Greyt Inspirations Life

A little about our life, our business and our pets.

New cancer drug may help dogs, humans

The weekend was absolutely beautiful here.  The sun was shining, the temperatures were warm, the new calves were out in the field across the street.  And I had to spend this great weekend inside working on a project that was due today.  That’s the way it goes sometimes.  On the bright side, I did learn a lot about canine health which is what I was researching and writing about.



On the subject of canine health, I just read a heartbreaking message on one of my e-mail lists from a woman whose dog has recently been diagnosed with osteosarcoma in his shoulder.  The prognosis isn’t good and she was hoping someone had had some success with alternative medicine — at least more success than with chemo or surgery.


Cancer is a devastating disease in dogs, as in humans.  It is, in fact, the biggest disease killer of dogs.  I just read the figure that an estimated six million pet dogs per year are diagnosed with cancer in one form or another.


There’s an encouraging story in the news today about a breakthrough in cancer treatment.  It involves a dog but it may have applications for both dogs and humans later.  Researchers love to study tumors and cancer in dogs because cancer occurs spontaneously in dogs, just as it does in humans.  It’s not like labratory mice which are virtually bred to get cancer so they can be studied.  The DNA of dogs and humans is also closer in some ways, and so are the diseases we get, so researches can study a disease in dogs or humans and be fairly certain that their conclusions will apply to the other species.


Here’s the story about Oscar and the new cancer-fighting drug:




Oscar the Miracle Dog




‘Miracle Dog’ Beats Aggressive Cancer

Cancer-Fighting Drug Works in Dogs; Can It Do the Same for People?

By Kelli Miller Stacy

WebMD Health News

Reviewed by Louise Chang, MD

March 23, 2009 — Researchers with the Cleveland Clinic have successfully treated cancer in dogs without toxic side effects or discomfort. The feat could soon lead to a powerful new strategy for treating the disease in people.


Joseph A. Bauer, PhD, with the Center for Hematology & Oncology Molecular Therapeutics at the Cleveland Clinic, detailed the extraordinary achievement at the 237th national meeting of the American Chemical Society in Salt Lake City.


Bauer’s team’s success story begins with a “miracle dog” named Oscar, a 10-year-old male Bichon Frise stricken with an extremely aggressive form of cancer called anal sac adenocarcinoma. Chemotherapy and radiation failed to treat the dog’s disease, which left him unable to walk. Oscar had about 3 months left to live.

That’s when Bauer and colleagues gave him an innovative cancer-killing drug called nitrosylcobalamin (NO-Cbl). Within two weeks, Oscar’s cancer significantly improved and he was back on his feet.


‘Trojan Horse’ Kills Cancer

The NO-Cbl drug targets cancer cells like a biological “Trojan horse.” A Trojan horse is a damage-causing substance hidden in something apparently harmless.

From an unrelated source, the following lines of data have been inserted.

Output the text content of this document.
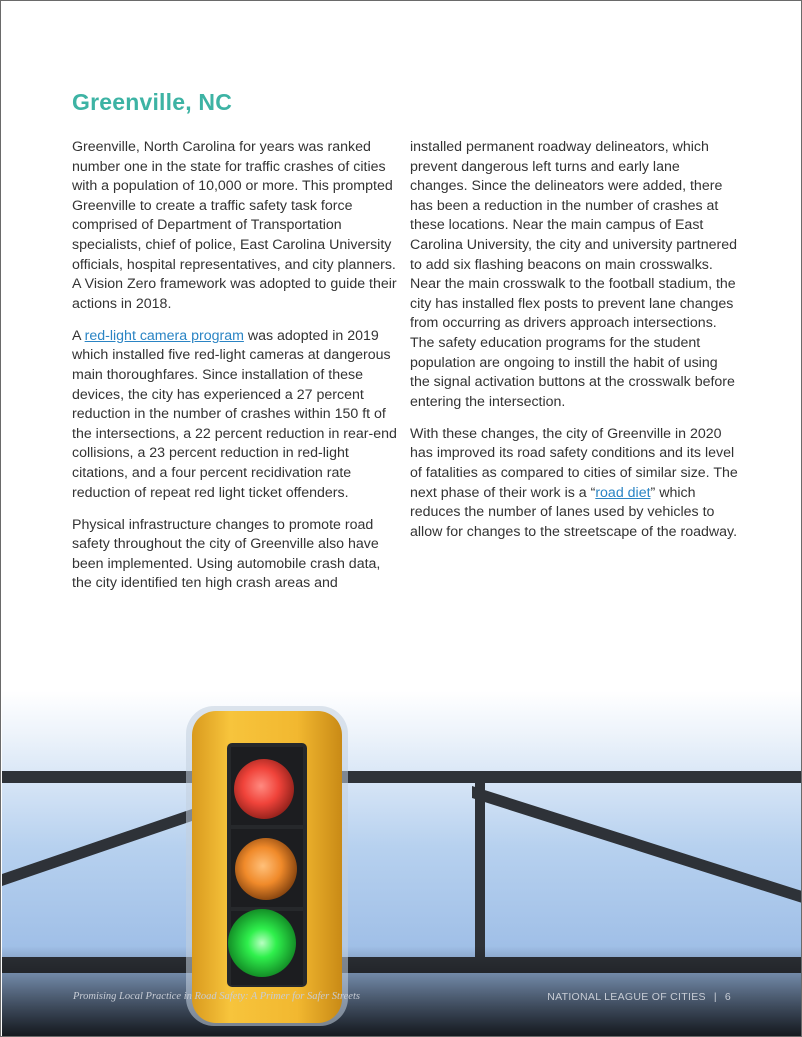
Greenville, NC

Greenville, North Carolina for years was ranked number one in the state for traffic crashes of cities with a population of 10,000 or more. This prompted Greenville to create a traffic safety task force comprised of Department of Transportation specialists, chief of police, East Carolina University officials, hospital representatives, and city planners. A Vision Zero framework was adopted to guide their actions in 2018.

A red-light camera program was adopted in 2019 which installed five red-light cameras at dangerous main thoroughfares. Since installation of these devices, the city has experienced a 27 percent reduction in the number of crashes within 150 ft of the intersections, a 22 percent reduction in rear-end collisions, a 23 percent reduction in red-light citations, and a four percent recidivation rate reduction of repeat red light ticket offenders.

Physical infrastructure changes to promote road safety throughout the city of Greenville also have been implemented. Using automobile crash data, the city identified ten high crash areas and

installed permanent roadway delineators, which prevent dangerous left turns and early lane changes. Since the delineators were added, there has been a reduction in the number of crashes at these locations. Near the main campus of East Carolina University, the city and university partnered to add six flashing beacons on main crosswalks. Near the main crosswalk to the football stadium, the city has installed flex posts to prevent lane changes from occurring as drivers approach intersections. The safety education programs for the student population are ongoing to instill the habit of using the signal activation buttons at the crosswalk before entering the intersection.

With these changes, the city of Greenville in 2020 has improved its road safety conditions and its level of fatalities as compared to cities of similar size. The next phase of their work is a “road diet” which reduces the number of lanes used by vehicles to allow for changes to the streetscape of the roadway.

Promising Local Practice in Road Safety: A Primer for Safer Streets	NATIONAL LEAGUE OF CITIES | 6
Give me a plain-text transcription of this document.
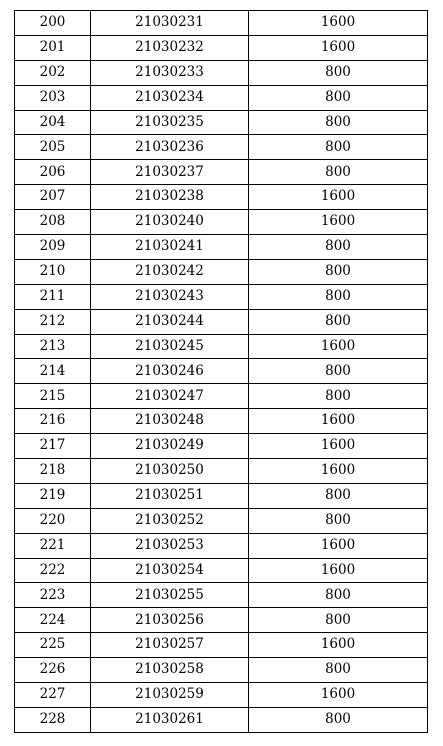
200	21030231	1600
201	21030232	1600
202	21030233	800
203	21030234	800
204	21030235	800
205	21030236	800
206	21030237	800
207	21030238	1600
208	21030240	1600
209	21030241	800
210	21030242	800
211	21030243	800
212	21030244	800
213	21030245	1600
214	21030246	800
215	21030247	800
216	21030248	1600
217	21030249	1600
218	21030250	1600
219	21030251	800
220	21030252	800
221	21030253	1600
222	21030254	1600
223	21030255	800
224	21030256	800
225	21030257	1600
226	21030258	800
227	21030259	1600
228	21030261	800
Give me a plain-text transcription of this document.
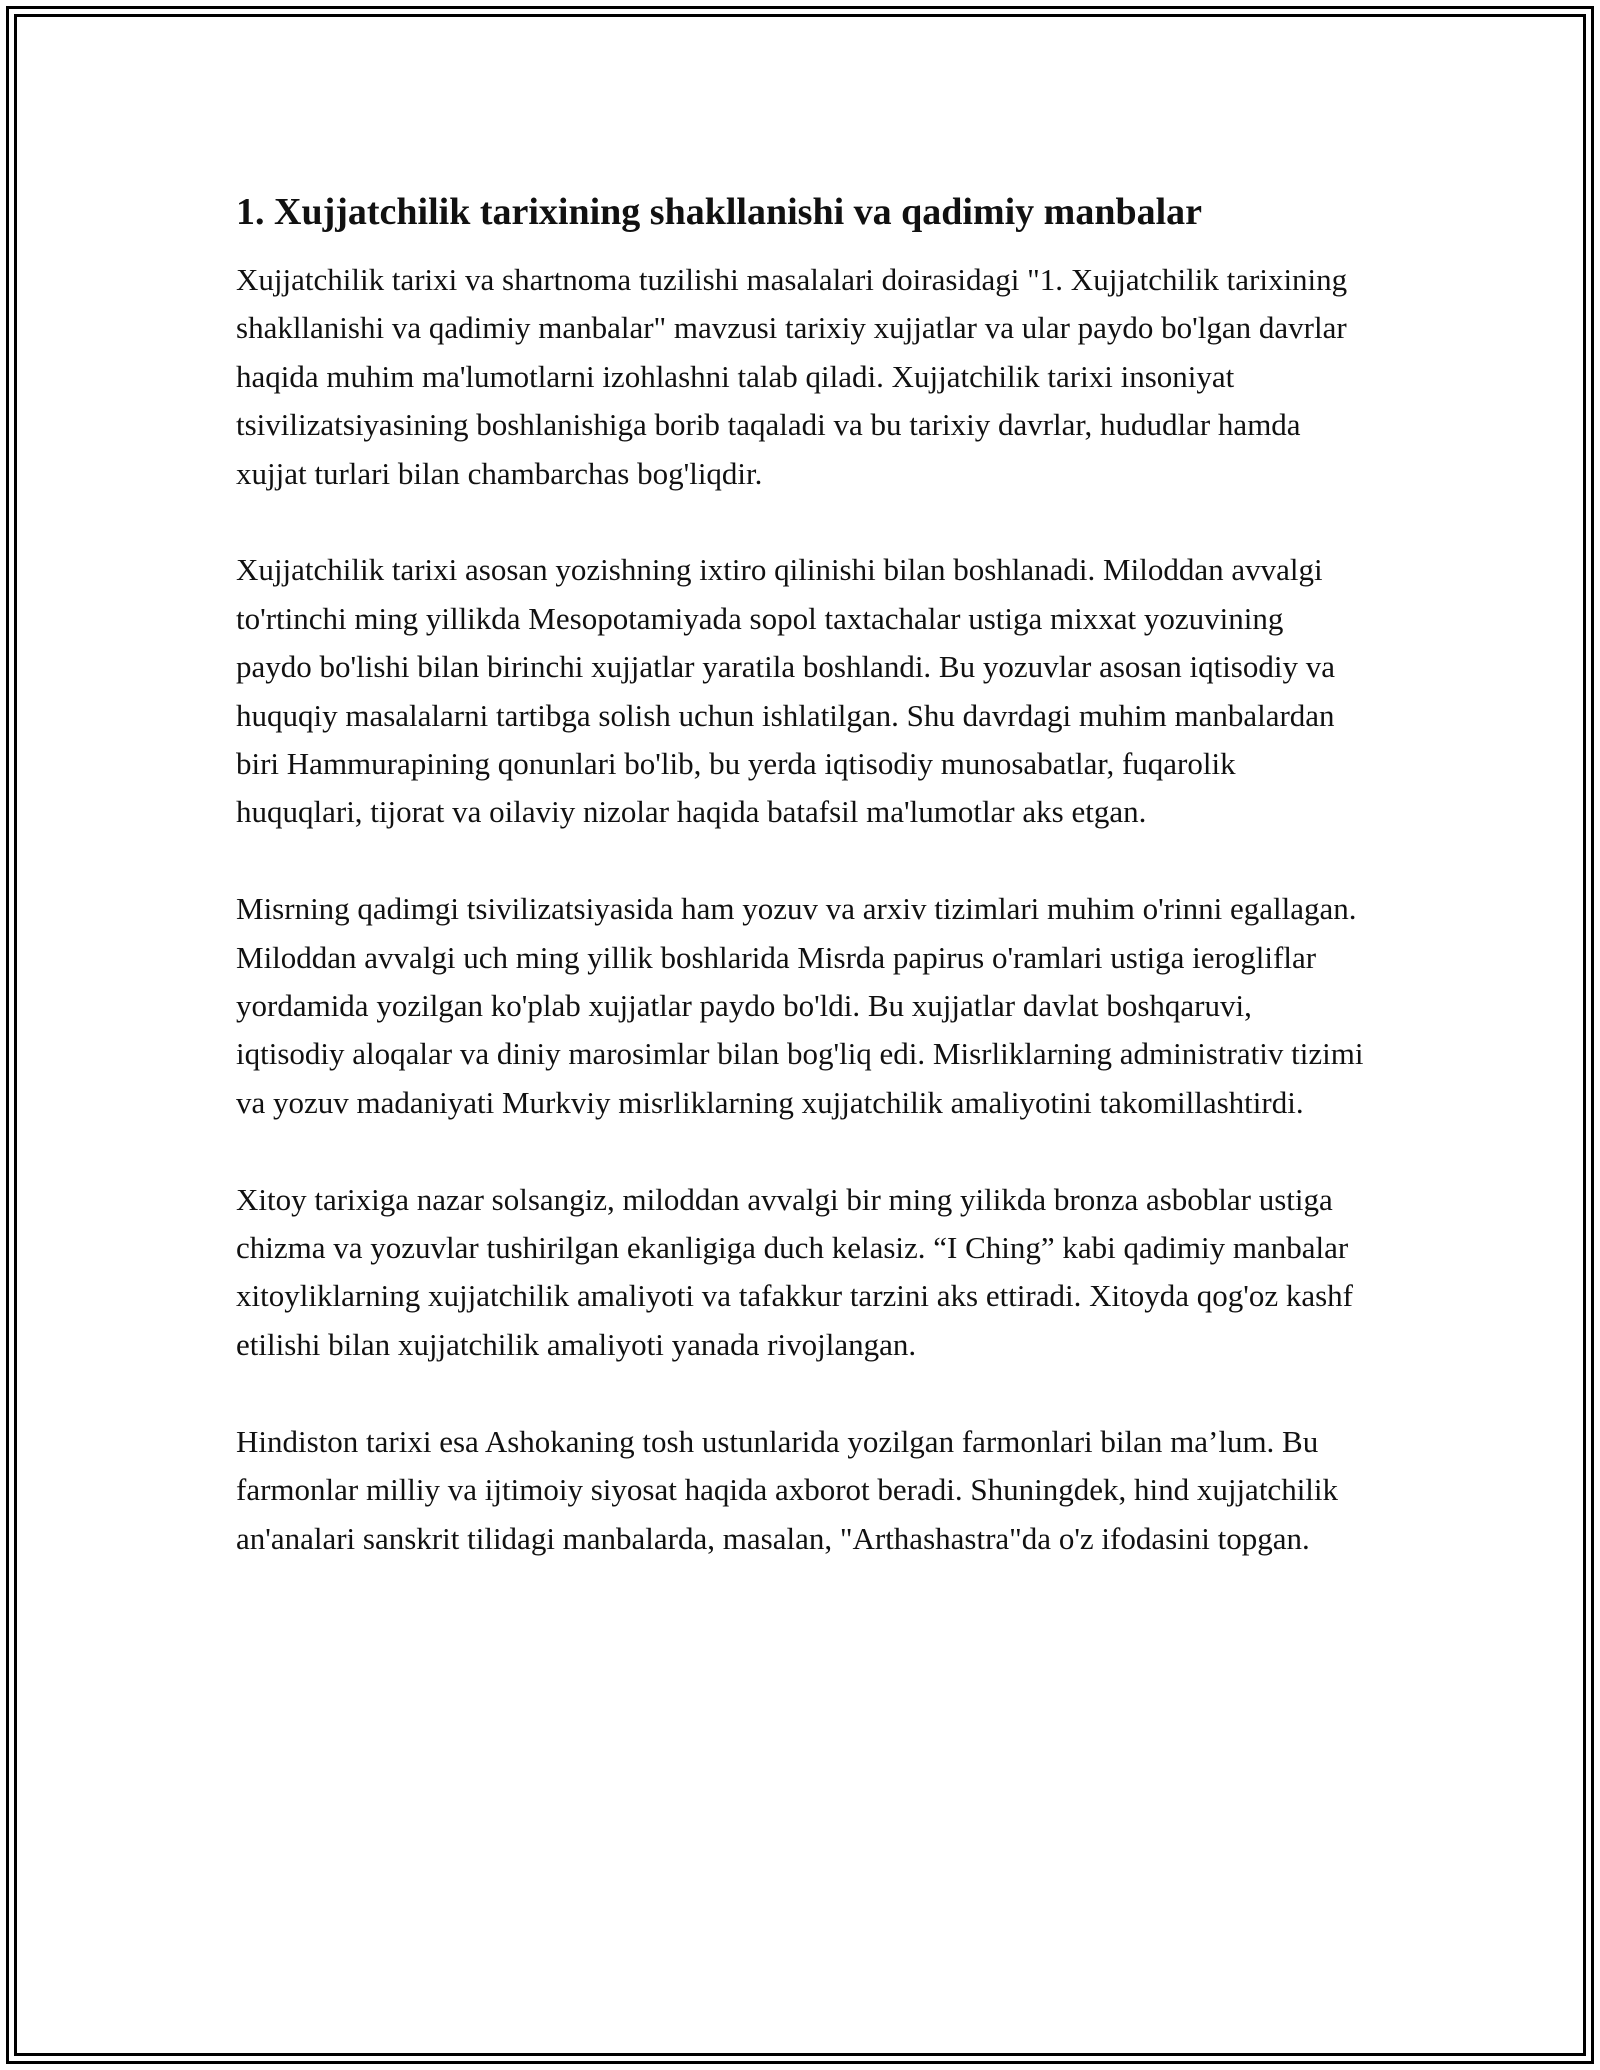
1. Xujjatchilik tarixining shakllanishi va qadimiy manbalar

Xujjatchilik tarixi va shartnoma tuzilishi masalalari doirasidagi "1. Xujjatchilik tarixining shakllanishi va qadimiy manbalar" mavzusi tarixiy xujjatlar va ular paydo bo'lgan davrlar haqida muhim ma'lumotlarni izohlashni talab qiladi. Xujjatchilik tarixi insoniyat tsivilizatsiyasining boshlanishiga borib taqaladi va bu tarixiy davrlar, hududlar hamda xujjat turlari bilan chambarchas bog'liqdir.

Xujjatchilik tarixi asosan yozishning ixtiro qilinishi bilan boshlanadi. Miloddan avvalgi to'rtinchi ming yillikda Mesopotamiyada sopol taxtachalar ustiga mixxat yozuvining paydo bo'lishi bilan birinchi xujjatlar yaratila boshlandi. Bu yozuvlar asosan iqtisodiy va huquqiy masalalarni tartibga solish uchun ishlatilgan. Shu davrdagi muhim manbalardan biri Hammurapining qonunlari bo'lib, bu yerda iqtisodiy munosabatlar, fuqarolik huquqlari, tijorat va oilaviy nizolar haqida batafsil ma'lumotlar aks etgan.

Misrning qadimgi tsivilizatsiyasida ham yozuv va arxiv tizimlari muhim o'rinni egallagan. Miloddan avvalgi uch ming yillik boshlarida Misrda papirus o'ramlari ustiga ierogliflar yordamida yozilgan ko'plab xujjatlar paydo bo'ldi. Bu xujjatlar davlat boshqaruvi, iqtisodiy aloqalar va diniy marosimlar bilan bog'liq edi. Misrliklarning administrativ tizimi va yozuv madaniyati Murkviy misrliklarning xujjatchilik amaliyotini takomillashtirdi.

Xitoy tarixiga nazar solsangiz, miloddan avvalgi bir ming yilikda bronza asboblar ustiga chizma va yozuvlar tushirilgan ekanligiga duch kelasiz. “I Ching” kabi qadimiy manbalar xitoyliklarning xujjatchilik amaliyoti va tafakkur tarzini aks ettiradi. Xitoyda qog'oz kashf etilishi bilan xujjatchilik amaliyoti yanada rivojlangan.

Hindiston tarixi esa Ashokaning tosh ustunlarida yozilgan farmonlari bilan ma’lum. Bu farmonlar milliy va ijtimoiy siyosat haqida axborot beradi. Shuningdek, hind xujjatchilik an'analari sanskrit tilidagi manbalarda, masalan, "Arthashastra"da o'z ifodasini topgan.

In this case, the drug is made of a cancer-killing substance called nitric oxide, which is attached to vitamin B12. Substances called receptors on a cell’s surface attract the vitamin and help it enter the cell. Cancer cells grow abnormally fast with extra B12 receptors. NO-Cbl spots these receptors, sneaks into cancer cells, and releases the nitric oxide, which kills the cancer cells from within…


“We are one of the few research groups that is offering to treat dogs with cancer that otherwise have no hope,” Bauer says. “With no other options available, most people in this situation opt to euthanize so that their pets don’t go through the pain of disease and trauma of surgery.”


Bauer, a dog owner, says his research is “one of the most rewarding things I’ve ever done in my life.”